This is how most customers feel if they receive communications that are not adapted to their wants and needs. Just feels like someone shouting at them, when all they want is to have a conversation, to feel understood.

Similar problems may appear if brands have the same post-purchase experience across different subscription products.

Coming back to the coffee alternative example, if the same brand has a product that's caffeine free, chances are that customers are using it to relax and wind down in the evening.

If the same brand has another product that has caffeine inside it, customers would be using it to wake up in the morning, and stay energized after their lunch.

Different product, same old flow: telling an espresso drinker to sip it before bed.

There's a huge disconnect between one audience and the other. We CANNOT be sending the same post-purchase experience to both of them. If we don't personalize the experience, it's like going out to practice your archery with a blind-fold on.

You're shooting completely blind, and are praying that one of your shots lands by accident. It's not viable, and it's definitely not going to get your Retention & LTV numbers looking better.

To personalize our Post-Purchase communications, we use various surveys and check-ins, where the experience gets automatically personalized according to the user's preferences. We'll get more into that in the later chapters, for the time being let's get into the 3rd Communication Principle:


Principle three of three

Education

Education! Where would we all be without it?

I read somewhere the other day that if humans don't learn how to speak until they're 10, their brain fails to develop properly and they can never become members of society.

Similarly, how do you expect your subscribers to become members of your brand if you don't educate them on how to use your product properly, or what benefits to expect?

It's a perpetual cycle. If the customers don't use the product properly, they don't get the results they're looking for, they don't feel satisfied, and from the moment they don't feel satisfied, they won't use the product, and so on.

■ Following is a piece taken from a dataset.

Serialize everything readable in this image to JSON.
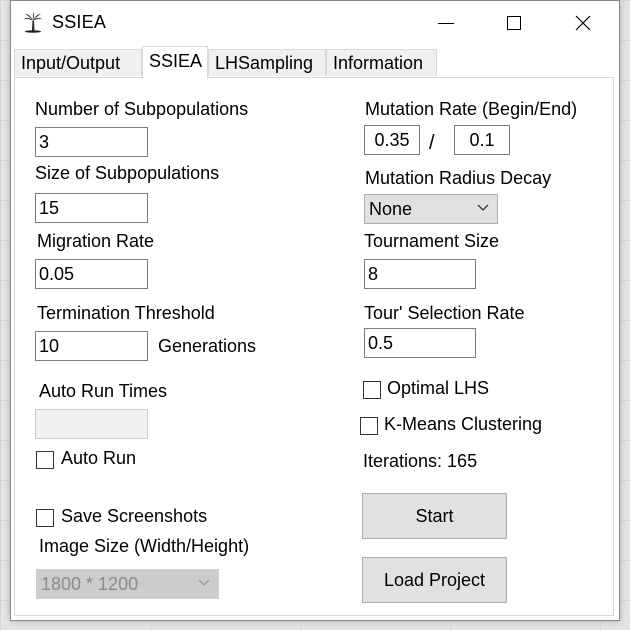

The end result of this cycle is the fact that your customer is probably going to cancel their subscription.

How to lose a customer in 30 days: skips the guide, never uses it, no results, cancels for good.

The good thing is that this perpetual cycle can also work in your favour if you use it wisely.

And when I say wisely, I don't mean just shoving a 10-page PDF with instructions and facts about the product down their throats!

Seriously, is even 1 person going to read that thing, in an age where attention spans have been reduced to ash?

Everyone is looking for a quick win. Everyone is looking for that instant gratification, for that dopamine hit. People are reading fewer and fewer books than ever before! And that's for subjects that are really interesting to them.

How are they going to read a 10-page PDF about a product that they just bought?

In order to adapt to the modern "butterfly attention spans", at The Art of eComm we use Bite-Sized Premium Masterclasses.

1-2 minute FUN, entertaining classes on how your product works, where we also include habit formation tips, and a structured out timeline of benefits of the product, to set expectations.

This way, the customer:

  1. Gets multiple quick wins (aka dopamine hits)
  2. Learns how to use the product properly
  3. Uses the product more (so they don't cancel because they have "too much" of it)
  4. Sees more results & benefits because of proper usage.
  5. Is more likely to stay subscribed!
How to win a customer in 30 days: quick win, used daily, real results, stays subscribed.

There's the positive cycle I was speaking about!

Congratulations! Now you know everything about the 3 Communication Principles that constitute a proper Post-Purchase Experience! Transparency, Personalization & Education!

Now, it's time to learn how to put these principles into practice, and get your Retention & LTV numbers looking healthier than ever!

Would you like to see our full post-purchase system, with AI Prompts & examples from 8 & 9-figure eCommerce brands while we answer your questions?

Book a Call

Part three of three

The Post-Purchase Experience

Now that we're on the same page in regards to the overall strategy and the principles that constitute an efficient & retention-friendly post-purchase experience, let's look into its 3 distinct stages, and its components in more detail.

The post-purchase journey, stage by stage.

Missing either one of the above stages of the post-purchase experience, is going to be a missed opportunity in terms of tapping into the customer's LTV potential.

So pay attention!

The post-purchase experience · the warm-up

Freebie Strategy And Positioning

Free gifts!

Is there something else in the world that we love more as human beings?

Actually, yeah, there's the feeling of loving and being loved by a person close to you…

But is it possible for a brand that's doing many millions of dollars per month to show that love to each one of its 1,000s of customers? No…

So sending out a gift serves as the next best alternative.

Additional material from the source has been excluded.